Wildland Lt. Carl Sanders, left, Capt. Anthony Benavidez, right, and Fire Chief Jay Teague, background, displace a stone firepit Monday, July 26, 2021, while a crew from the Four Mile Fire Department patrols the BLM land in their district after a weekend in search of smoldering campfires. The fire department began the weekly patrols to decrease the fire risks. (The Gazette, Christian Murdock)
Douglas County’s plan is so old the software used to model risk areas when the plan was created in 2011 no longer works, which has complicated the work on updating the plan, said Jill Welle, the senior wildfire mitigation specialist for Douglas County.
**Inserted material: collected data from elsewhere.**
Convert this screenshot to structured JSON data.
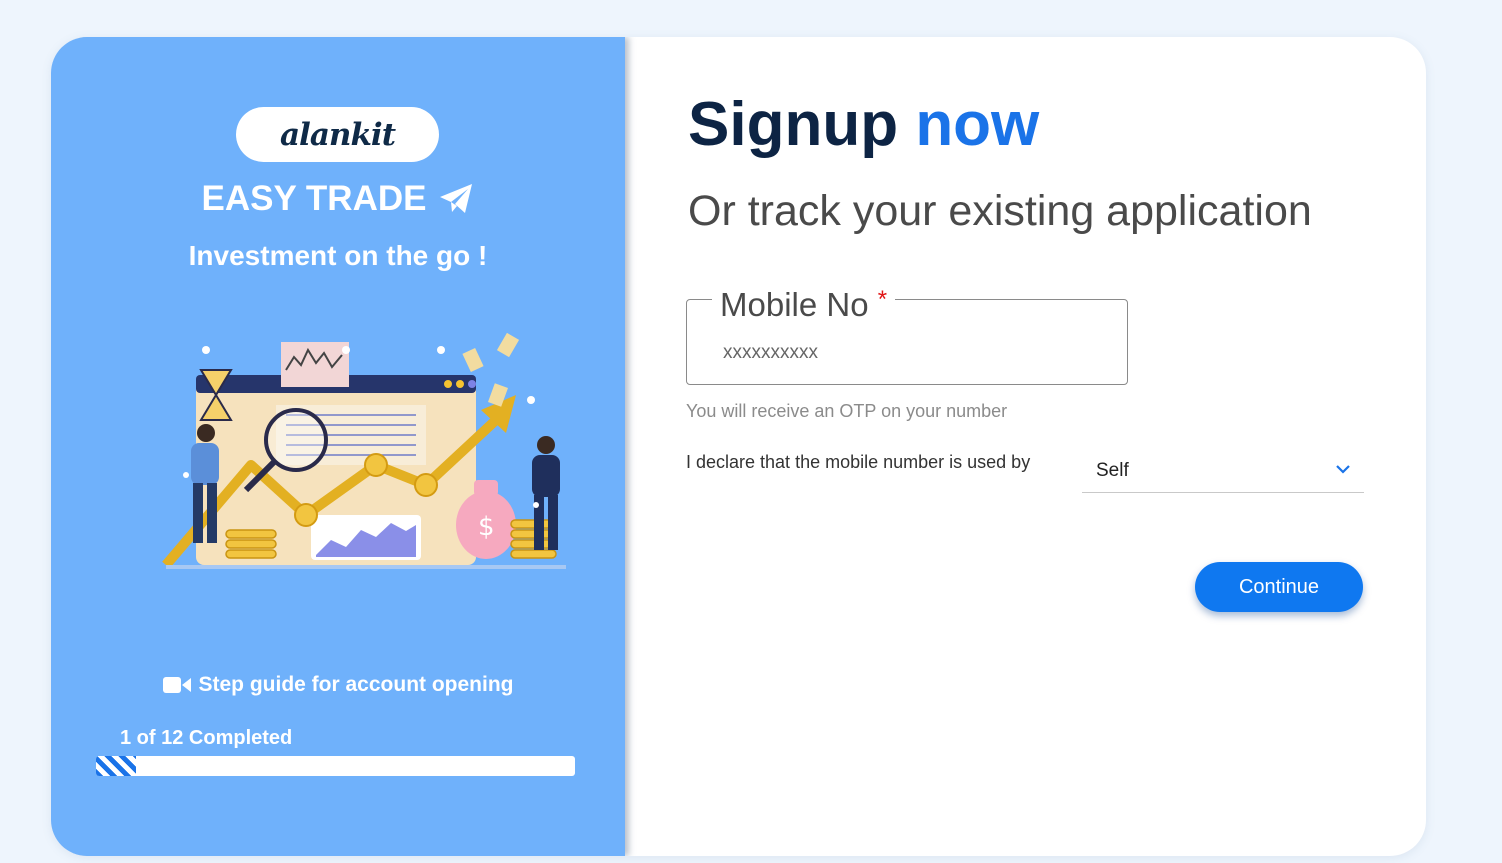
{
  "brand": {
    "logo_text": "alankit",
    "product_name": "EASY TRADE",
    "tagline": "Investment on the go !"
  },
  "illustration": {
    "icon": "trading-growth-illustration"
  },
  "guide": {
    "label": "Step guide for account opening",
    "icon": "video-camera-icon",
    "progress_text": "1 of 12 Completed",
    "progress_completed": 1,
    "progress_total": 12
  },
  "form": {
    "title_main": "Signup",
    "title_accent": "now",
    "subtitle": "Or track your existing application",
    "mobile_label": "Mobile No",
    "required_mark": "*",
    "mobile_placeholder": "xxxxxxxxxx",
    "otp_hint": "You will receive an OTP on your number",
    "declare_label": "I declare that the mobile number is used by",
    "declare_selected": "Self",
    "continue_label": "Continue"
  },
  "colors": {
    "left_panel": "#6fb1fb",
    "accent": "#1a73e8",
    "title": "#0d2444",
    "button": "#0f78f0",
    "page_bg": "#eef5fd"
  }
}
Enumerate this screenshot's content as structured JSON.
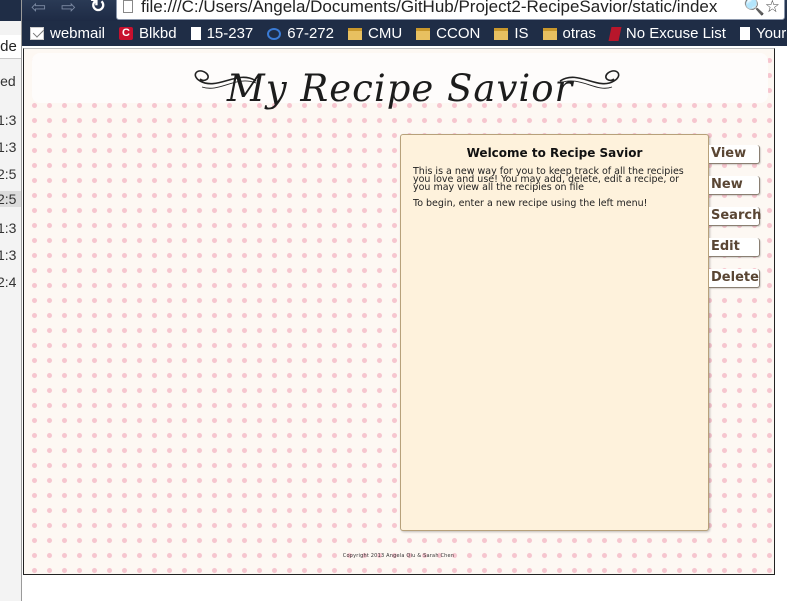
{
  "background_window": {
    "tab_fragment": "Ide",
    "list_fragments": [
      "ied",
      "1:3",
      "1:3",
      "2:5",
      "2:5",
      "1:3",
      "1:3",
      "2:4"
    ]
  },
  "browser": {
    "address": "file:///C:/Users/Angela/Documents/GitHub/Project2-RecipeSavior/static/index",
    "nav": {
      "back": "⇦",
      "forward": "⇨",
      "reload": "↻"
    },
    "address_icons": {
      "search": "🔍",
      "star": "☆"
    },
    "bookmarks": [
      {
        "label": "webmail",
        "icon": "mail-icon"
      },
      {
        "label": "Blkbd",
        "icon": "c-logo-icon"
      },
      {
        "label": "15-237",
        "icon": "document-icon"
      },
      {
        "label": "67-272",
        "icon": "ring-icon"
      },
      {
        "label": "CMU",
        "icon": "folder-icon"
      },
      {
        "label": "CCON",
        "icon": "folder-icon"
      },
      {
        "label": "IS",
        "icon": "folder-icon"
      },
      {
        "label": "otras",
        "icon": "folder-icon"
      },
      {
        "label": "No Excuse List",
        "icon": "no-excuse-icon"
      },
      {
        "label": "Your T",
        "icon": "document-icon"
      }
    ]
  },
  "app": {
    "title": "My Recipe Savior",
    "welcome": {
      "heading": "Welcome to Recipe Savior",
      "paragraph1": "This is a new way for you to keep track of all the recipies you love and use! You may add, delete, edit a recipe, or you may view all the recipies on file",
      "paragraph2": "To begin, enter a new recipe using the left menu!"
    },
    "menu": [
      "View",
      "New",
      "Search",
      "Edit",
      "Delete"
    ],
    "copyright": "Copyright 2013 Angela Qiu & Sarah Chen"
  },
  "colors": {
    "page_background": "#fdf8f3",
    "polka_dot": "#f6c6cf",
    "panel_background": "#fef2dc",
    "menu_text": "#5a4634",
    "chrome": "#1f2d46"
  }
}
“You don’t just snap your fingers and click on Google and have the mapping come up,” she said. New homes have gone up in Douglas County and forested areas have dried out and become major risks since the creation of the county’s plan in 2011, but officials still are addressing needs, she said.
Just because a protection plan is outdated doesn’t mean mitigation work isn’t underway, said Randal Johnson, the fire marshal for the Larkspur Fire Protection District, which covers about 109 square miles in Douglas County.
Local officials in Douglas County, despite old plans, still successfully snagged grant money to treat and clear Douglas fir trees vulnerable to wildfire due to Tussock moth larvae destruction, which struck forested areas in 2014 and 2015, Johnson said. But the work underway will address only a few hundred acres of the tree devastation, he said, and more than 8,000 acres of trees in the area, mostly in Pike National Forest, have been damaged and become a potential fire hazard material.
The Perry Park community, where Johnson lives, which is covered by the Larkspur Fire Protection District, is among the 1% riskiest areas of the state for wildfires, according to the federal data analyzed by The Gazette. But Perry Park’s community wildfire protection plan hasn’t been updated since 2007 despite hundreds of new homes going up in the area, Johnson said, and many of the new residents come from areas of the nation unfamiliar with wildfire risks. He recalled how Perry Park residents had to evacuate when wildfires raged nearby in 2002 and said he hopes people will be prepared when wildfires inevitably flare again.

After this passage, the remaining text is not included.